Monday, October 23, 2017
8:30 AM
555 Fourteenth Street, NW, Room 1253
Thesis Advisor
Lewis Wheaton, PhD
School of Biological Sciences
Committee Members
Mindy Millard-Stafford, PhD (Biological Sciences)
Boris Prilutsky, PhD (Biological Sciences)
Teresa Snow, PhD (Biological Sciences)
Steven Wolf, PhD (Biological Sciences)
Neurobehavioral Quantification of Transition to Explicit Awareness in Skilled Motor Learning:
Implications for Rehabilitation
We often take for granted the ability to learn and execute sequential movements in a smooth, automatic manner on a continual daily basis. Unfortunately, many patient populations exhibit deficits in motor learning, impairing the ability to develop such sequential motor skills. Understanding the individual neural progression associated with sequential learning in healthy individuals may provide valuable insights of motor learning as well as identify factors that can impede learning. Recent studies have indicated potential therapeutic benefits to the incidental development of explicit awareness during a motor learning task, but have not addressed the potential confound of variability in individual learning rates. We identified an individualized indicator of incidentally developed explicit awareness to more precisely examine the neurobehavioral changes associated with sequential motor learning to a level of explicit awareness. EEG results revealed the presence of a facilitative frontoparietal network for subjects demonstrating awareness, that was not present for those failing to develop awareness.

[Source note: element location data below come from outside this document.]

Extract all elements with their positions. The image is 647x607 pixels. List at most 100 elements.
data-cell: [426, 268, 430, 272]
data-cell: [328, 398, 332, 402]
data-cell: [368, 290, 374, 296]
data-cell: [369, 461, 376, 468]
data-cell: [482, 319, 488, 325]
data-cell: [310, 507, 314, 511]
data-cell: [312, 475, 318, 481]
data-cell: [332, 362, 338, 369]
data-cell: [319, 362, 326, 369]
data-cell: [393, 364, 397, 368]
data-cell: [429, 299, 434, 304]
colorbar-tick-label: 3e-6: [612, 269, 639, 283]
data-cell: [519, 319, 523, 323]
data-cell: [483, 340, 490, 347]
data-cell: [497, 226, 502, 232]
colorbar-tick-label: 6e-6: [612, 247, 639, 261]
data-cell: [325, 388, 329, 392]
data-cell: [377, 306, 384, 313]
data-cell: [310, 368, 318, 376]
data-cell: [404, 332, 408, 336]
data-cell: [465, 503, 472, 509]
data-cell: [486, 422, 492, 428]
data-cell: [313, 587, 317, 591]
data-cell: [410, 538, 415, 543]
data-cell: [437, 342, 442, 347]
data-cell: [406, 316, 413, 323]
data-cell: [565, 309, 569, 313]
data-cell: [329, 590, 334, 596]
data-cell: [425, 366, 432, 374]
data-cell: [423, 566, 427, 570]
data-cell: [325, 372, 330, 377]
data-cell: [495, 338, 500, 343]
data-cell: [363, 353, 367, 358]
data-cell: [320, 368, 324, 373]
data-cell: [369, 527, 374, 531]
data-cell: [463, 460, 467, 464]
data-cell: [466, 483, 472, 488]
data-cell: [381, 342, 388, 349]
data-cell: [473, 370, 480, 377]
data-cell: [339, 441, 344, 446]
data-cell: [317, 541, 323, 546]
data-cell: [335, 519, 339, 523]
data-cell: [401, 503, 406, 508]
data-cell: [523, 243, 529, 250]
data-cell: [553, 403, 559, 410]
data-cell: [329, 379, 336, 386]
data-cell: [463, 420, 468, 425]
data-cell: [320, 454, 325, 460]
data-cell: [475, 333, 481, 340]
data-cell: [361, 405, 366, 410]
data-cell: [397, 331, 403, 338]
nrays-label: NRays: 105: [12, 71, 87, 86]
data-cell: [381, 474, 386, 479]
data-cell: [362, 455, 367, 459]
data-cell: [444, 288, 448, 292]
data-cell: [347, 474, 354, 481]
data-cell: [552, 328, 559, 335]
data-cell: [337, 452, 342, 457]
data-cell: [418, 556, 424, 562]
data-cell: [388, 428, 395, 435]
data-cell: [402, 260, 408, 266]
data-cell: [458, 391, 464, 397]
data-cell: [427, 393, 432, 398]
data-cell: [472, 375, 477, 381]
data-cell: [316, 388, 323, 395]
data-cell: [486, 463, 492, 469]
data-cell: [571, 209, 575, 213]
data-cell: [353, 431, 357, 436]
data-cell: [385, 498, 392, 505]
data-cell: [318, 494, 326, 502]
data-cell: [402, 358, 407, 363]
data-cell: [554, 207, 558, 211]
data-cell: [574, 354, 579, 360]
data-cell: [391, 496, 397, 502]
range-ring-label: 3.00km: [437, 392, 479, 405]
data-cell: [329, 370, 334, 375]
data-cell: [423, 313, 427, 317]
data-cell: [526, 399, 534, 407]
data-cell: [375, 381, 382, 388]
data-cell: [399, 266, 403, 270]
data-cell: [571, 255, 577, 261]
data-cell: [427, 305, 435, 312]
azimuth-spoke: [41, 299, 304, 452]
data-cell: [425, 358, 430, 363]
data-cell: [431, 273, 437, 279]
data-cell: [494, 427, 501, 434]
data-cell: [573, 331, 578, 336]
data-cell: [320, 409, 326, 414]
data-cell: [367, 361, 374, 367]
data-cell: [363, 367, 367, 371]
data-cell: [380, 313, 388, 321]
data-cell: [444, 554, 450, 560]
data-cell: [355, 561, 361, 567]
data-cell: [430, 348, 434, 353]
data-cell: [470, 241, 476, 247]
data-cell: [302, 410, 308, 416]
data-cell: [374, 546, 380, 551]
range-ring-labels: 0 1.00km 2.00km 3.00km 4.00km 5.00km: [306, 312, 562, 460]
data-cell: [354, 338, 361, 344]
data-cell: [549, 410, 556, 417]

Additional neurobehavioral correlations provided evidence for the impact of working memory on the ability to acquire initial explicit awareness, and the impact of learning strategy on the ability to successfully transfer the newly learned skill to a novel, more complex motor task. Finally, a multimodal approach examined eye-tracking, kinematics and neural activity changes for prosthesis users and intact control subjects when learning a sequential motor task. Prosthesis users demonstrated neurobehavioral patterns reflective of enhanced visual reliance for motor control, impacting motor learning progression. It was additionally noted that prosthesis users developing awareness appeared to engage in behaviors which introduced additional sensorimotor information relevant to motor learning. The individualized approach in the presented work provide insight into rehabilitative interventions with which to assist individuals experiencing motor learning deficits.